Part of the problem, which is generally admitted, is that the so-called "monoculture" is a thing of the past: gone are the days when nearly half of all American adults watched an important or popular primetime TV episode. But critics and commentators yearn for the relevance of the art they write about, so if either a show generates a lot of content online or if it is legitimately popular by today's standards, the old dependable trope of "everyone" gets tossed about with liberality.

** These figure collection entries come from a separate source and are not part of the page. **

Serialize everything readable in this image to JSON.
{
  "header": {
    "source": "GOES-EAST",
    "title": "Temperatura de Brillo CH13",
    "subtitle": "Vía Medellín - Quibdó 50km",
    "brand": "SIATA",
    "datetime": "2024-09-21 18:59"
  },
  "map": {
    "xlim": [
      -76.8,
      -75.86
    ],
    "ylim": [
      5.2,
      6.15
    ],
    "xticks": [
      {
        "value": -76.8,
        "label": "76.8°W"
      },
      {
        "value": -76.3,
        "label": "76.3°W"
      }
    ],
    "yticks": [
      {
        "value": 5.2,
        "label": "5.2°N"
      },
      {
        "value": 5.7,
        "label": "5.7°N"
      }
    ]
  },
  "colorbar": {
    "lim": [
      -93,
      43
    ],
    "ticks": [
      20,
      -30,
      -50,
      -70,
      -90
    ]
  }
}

But just consider Game of Thrones, perhaps the most popular show on TV. It gets somewhere between 10 and 25 million viewers on its best night (combining recordings and non-live viewings online). That is between 4 and 10% of the adult population in the U.S. Now the closer to 1-out-of-10 that number gets, the more impressive. But even if it is that high, what that means is that out of every 10 adults in this country, nine do not watch the show in question. In which case, it is fair to say that most everyone does not watch the show. It just "feels that way" to people who write about it, who spend a lot of time in the pop-culture corners of the internet, and who hang out with others who have similar TV viewing habits.
A final thought.
"Everyone" is also used in a justificatory way, that is, to talk about "what matters," because "everyone" is watching/talking about X or Y. The popularity of a pop-culture artifact warrants its discussion even and especially by those who harbor little affection for it.

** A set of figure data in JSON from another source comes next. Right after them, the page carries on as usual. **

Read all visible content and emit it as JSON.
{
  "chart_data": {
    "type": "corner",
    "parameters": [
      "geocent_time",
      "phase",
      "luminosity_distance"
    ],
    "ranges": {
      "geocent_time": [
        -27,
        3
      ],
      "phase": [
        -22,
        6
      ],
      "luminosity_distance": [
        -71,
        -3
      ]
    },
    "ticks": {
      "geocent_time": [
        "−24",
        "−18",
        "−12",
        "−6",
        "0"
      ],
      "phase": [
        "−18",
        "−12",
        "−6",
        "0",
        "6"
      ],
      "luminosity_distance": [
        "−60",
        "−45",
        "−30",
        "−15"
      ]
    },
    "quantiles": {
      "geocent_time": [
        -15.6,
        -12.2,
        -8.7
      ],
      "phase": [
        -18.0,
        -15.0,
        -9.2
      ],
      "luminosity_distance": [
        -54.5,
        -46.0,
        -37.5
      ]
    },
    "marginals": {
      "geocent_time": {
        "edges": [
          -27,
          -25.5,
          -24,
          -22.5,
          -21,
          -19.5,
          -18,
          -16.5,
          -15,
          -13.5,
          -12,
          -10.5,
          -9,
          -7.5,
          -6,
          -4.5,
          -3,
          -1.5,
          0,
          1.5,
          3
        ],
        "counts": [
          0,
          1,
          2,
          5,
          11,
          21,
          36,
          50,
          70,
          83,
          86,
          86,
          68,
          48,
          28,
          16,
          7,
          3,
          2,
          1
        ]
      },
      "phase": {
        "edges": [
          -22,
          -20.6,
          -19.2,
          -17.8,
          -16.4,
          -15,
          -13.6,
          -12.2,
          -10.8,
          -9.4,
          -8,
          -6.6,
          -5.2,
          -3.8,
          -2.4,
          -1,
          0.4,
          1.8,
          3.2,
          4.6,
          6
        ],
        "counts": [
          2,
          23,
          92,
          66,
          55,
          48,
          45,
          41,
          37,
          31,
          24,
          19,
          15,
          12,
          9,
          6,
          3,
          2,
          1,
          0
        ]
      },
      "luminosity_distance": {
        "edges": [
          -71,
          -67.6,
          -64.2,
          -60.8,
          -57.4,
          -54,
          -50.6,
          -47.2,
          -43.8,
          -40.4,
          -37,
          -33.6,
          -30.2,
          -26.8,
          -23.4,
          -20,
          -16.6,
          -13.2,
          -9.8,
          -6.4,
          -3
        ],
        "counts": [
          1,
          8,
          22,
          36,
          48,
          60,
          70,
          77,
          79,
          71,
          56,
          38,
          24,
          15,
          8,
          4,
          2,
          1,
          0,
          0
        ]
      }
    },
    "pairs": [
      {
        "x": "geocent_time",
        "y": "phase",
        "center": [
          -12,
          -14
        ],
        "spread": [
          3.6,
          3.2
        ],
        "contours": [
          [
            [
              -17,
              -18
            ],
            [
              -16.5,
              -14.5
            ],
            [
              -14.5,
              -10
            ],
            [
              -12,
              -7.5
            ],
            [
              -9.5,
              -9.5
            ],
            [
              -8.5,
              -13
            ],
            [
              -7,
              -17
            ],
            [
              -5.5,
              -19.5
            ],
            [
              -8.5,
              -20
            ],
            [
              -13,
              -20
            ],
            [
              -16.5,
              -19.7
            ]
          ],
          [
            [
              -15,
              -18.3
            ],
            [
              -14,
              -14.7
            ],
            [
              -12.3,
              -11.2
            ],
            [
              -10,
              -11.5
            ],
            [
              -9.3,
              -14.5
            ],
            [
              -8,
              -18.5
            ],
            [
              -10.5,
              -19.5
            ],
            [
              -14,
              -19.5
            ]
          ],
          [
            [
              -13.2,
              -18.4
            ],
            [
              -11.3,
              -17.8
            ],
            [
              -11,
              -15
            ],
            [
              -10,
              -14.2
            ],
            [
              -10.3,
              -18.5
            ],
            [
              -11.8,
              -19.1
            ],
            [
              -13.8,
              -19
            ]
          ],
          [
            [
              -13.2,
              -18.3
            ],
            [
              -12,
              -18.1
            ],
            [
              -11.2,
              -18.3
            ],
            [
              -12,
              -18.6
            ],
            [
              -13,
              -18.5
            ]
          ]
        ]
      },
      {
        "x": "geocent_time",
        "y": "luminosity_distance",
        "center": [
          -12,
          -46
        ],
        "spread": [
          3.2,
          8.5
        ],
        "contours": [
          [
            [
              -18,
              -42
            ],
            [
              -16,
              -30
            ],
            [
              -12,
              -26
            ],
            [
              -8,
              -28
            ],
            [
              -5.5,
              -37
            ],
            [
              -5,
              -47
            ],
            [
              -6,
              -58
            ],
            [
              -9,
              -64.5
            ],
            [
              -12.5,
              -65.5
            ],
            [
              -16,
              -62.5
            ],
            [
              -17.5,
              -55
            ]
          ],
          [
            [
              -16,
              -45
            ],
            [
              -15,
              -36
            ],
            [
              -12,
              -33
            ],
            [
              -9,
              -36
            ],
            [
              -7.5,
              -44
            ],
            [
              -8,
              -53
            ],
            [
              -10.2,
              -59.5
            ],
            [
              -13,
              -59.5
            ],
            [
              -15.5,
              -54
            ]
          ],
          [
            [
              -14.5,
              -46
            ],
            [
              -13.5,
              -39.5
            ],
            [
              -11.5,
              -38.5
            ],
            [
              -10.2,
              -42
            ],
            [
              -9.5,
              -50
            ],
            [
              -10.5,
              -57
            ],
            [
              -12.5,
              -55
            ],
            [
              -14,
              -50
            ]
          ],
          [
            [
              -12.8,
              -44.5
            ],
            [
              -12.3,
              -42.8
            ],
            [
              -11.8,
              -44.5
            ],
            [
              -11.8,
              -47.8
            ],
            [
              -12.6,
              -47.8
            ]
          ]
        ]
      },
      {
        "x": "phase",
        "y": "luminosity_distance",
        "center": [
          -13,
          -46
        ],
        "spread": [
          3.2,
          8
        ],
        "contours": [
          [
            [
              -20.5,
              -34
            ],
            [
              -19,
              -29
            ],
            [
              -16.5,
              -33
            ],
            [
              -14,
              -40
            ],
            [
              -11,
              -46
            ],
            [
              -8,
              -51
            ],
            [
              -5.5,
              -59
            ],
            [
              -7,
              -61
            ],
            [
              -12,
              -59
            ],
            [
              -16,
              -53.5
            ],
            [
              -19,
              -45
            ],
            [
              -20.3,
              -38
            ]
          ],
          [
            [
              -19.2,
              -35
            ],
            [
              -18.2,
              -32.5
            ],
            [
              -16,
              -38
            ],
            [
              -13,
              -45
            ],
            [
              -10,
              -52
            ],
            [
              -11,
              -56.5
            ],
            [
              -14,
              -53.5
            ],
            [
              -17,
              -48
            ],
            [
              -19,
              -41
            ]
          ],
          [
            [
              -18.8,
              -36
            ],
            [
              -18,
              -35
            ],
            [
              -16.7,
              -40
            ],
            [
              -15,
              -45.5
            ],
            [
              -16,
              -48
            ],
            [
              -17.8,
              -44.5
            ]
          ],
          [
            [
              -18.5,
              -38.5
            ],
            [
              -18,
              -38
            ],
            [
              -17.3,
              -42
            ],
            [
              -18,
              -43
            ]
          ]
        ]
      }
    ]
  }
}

The thing about this "everyone" is that it is weighted heavily toward the newest, latest thing, as evidenced by its popularity with the newest, youngest adults. Critics deceive themselves into thinking that what they are valuing is creativity or originality, but what they are in fact doing is ratifying the dominance of the market over popular art. Why, in other words, is what "everyone" is talking about the latest fashion or playtoy of twentysomethings? Because 18- to 35-year olds are the target demo for advertisers. Which means that this kind of breathless up-to-date cultural commentary is nothing but capitulation to the market, usually by people who should know better.
What sets the terms for what "matters," then, is not what is most innovative or interesting but what 25-year olds with expendable income and a lifetime of potential brand loyalty there for the taking find most relieves their boredom, at least for the moment. And that is a far cry from artistic merit or cultural cache, however defined.